In the end, though, life preempted Hill's self-engineered conclusion with an even simpler and more irresistible tragedy, and the label did become a real mortal boy, but in the worst possible way. Shortly after the release of The One Hand's Breadth That Separates Us, Hill was in a semi-serious car accident, and during the routine process of treating him, tests revealed advanced lymphatic cancer. He never left the hospital. His formulaic obituary, which ran in the Cambridge Chronicle during the two months I was reading it for news about my zoning battle against Camp, Dresser & McKee, but which I only put together with the barely-recalled Phoenix piece later, regurgitated a silly rock-headed blurb from the sleeve of Walls Pushed Back, "A community's voice travels farther amplified", as if Wishing Court were a civic service, rather than more or less the exact opposite of one. Mark Hill found his voice, or nearly did, and by two days after his death, other people were already making it say things he never believed. Patience is vastly overrated; any second can be too late. If you haven't done, yet, what you want to do with your life, it's time to start. Figure it out. Take a guess, if you have to, but do something. Yes, you'll know more tomorrow, but you can always change your mind. Don't die standing still. Don't die poised on the verge of your first great act. Don't die alone. If you haven't figured out what "great" is, yet, do something good. If "good" is still mysterious, do something reckless. Do something. Hell, you might be doing it already. I'm mixing events, resolutions belong three months ago, but it's my birthday in three days, so this is subjective New Year's. I'm turning 32; Hill would have been 34 in June. Too close. Tomorrow I begin sorting my life into the things I do that I believe in and the things I do that I don't.
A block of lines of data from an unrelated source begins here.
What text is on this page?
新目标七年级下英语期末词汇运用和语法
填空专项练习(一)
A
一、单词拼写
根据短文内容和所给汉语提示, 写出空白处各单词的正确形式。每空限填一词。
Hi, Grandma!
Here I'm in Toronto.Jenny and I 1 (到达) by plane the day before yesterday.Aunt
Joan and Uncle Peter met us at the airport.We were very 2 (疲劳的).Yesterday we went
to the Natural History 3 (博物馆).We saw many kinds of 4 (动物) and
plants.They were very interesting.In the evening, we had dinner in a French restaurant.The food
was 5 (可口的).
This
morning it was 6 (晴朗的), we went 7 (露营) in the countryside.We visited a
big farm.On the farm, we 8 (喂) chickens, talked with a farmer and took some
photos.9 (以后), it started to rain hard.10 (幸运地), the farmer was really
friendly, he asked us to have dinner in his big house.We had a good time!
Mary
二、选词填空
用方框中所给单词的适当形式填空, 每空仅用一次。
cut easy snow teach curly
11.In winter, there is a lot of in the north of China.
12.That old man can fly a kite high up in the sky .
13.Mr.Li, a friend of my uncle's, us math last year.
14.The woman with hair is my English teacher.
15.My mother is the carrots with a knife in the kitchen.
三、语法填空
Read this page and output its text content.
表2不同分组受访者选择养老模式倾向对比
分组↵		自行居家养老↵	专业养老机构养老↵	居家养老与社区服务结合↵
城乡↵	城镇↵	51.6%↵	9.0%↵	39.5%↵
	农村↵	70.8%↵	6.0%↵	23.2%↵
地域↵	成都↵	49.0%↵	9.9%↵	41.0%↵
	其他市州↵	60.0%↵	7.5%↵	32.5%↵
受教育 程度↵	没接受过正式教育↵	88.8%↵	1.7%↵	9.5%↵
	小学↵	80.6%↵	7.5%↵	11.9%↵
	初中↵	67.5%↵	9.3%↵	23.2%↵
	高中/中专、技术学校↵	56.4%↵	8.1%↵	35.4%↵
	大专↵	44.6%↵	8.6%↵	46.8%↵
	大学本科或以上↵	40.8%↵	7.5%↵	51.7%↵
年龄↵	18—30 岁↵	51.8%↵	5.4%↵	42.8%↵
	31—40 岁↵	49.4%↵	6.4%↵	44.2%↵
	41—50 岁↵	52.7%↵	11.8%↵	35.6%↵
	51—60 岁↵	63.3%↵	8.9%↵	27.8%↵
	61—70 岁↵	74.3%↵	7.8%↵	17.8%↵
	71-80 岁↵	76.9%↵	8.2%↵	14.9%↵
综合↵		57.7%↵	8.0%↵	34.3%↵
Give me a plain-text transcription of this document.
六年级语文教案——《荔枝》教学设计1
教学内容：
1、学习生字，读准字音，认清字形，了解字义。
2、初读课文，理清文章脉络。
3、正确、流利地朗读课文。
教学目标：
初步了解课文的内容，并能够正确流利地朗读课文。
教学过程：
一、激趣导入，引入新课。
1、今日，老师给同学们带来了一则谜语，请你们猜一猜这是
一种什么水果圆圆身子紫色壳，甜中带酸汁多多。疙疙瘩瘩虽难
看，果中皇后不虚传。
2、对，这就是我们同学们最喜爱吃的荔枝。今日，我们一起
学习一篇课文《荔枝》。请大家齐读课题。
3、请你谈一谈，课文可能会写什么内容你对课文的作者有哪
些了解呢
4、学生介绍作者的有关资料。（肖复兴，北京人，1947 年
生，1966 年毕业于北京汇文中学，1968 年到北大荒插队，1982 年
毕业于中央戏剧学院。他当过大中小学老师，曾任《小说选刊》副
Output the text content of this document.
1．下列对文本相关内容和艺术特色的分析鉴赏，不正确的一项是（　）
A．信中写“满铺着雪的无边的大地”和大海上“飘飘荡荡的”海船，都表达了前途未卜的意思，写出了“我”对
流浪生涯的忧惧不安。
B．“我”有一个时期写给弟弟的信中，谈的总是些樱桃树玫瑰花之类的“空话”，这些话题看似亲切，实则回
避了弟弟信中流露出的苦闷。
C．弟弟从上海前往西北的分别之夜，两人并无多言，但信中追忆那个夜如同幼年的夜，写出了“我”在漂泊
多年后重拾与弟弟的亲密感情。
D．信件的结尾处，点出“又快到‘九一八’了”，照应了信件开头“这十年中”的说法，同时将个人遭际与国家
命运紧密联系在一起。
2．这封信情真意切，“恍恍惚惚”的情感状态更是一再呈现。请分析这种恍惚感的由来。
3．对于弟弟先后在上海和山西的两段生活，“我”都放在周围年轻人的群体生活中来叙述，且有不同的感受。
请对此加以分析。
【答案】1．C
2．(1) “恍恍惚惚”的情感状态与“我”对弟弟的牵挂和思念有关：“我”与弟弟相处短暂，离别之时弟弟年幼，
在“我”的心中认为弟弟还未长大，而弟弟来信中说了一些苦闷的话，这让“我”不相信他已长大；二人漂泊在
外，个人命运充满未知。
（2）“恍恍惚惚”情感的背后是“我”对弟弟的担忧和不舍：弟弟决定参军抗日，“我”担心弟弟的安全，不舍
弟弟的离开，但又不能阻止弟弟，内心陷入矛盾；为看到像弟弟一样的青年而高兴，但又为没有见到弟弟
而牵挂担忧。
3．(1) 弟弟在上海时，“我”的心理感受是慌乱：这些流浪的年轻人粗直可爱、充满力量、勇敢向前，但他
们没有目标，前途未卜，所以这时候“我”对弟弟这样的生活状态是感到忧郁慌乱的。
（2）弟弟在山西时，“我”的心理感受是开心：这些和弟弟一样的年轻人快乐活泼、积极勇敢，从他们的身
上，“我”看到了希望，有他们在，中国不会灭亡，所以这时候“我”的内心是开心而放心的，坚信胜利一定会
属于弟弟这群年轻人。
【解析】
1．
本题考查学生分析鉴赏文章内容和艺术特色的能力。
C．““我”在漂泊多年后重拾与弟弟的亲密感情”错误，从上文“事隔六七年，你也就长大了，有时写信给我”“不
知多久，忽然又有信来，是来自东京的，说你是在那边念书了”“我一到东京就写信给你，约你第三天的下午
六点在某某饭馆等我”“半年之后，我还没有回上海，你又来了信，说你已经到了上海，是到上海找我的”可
How will I know which are which? I probably won't. So sort them by color if you have to, by key, by heft. Keep the ones you can throw, or the ones that fit in your car, or the ones that you can hum at least half of. Make wishes. Kiss her. What would Wishing Court have become? It's up to us to decide. I say a wishing court isn't a supplicants' audience chamber, it's an arena for us to play in, for us to fill with noise. A moment of silence, for everything that never happened; and then a lifetime of sounds for all the things that will.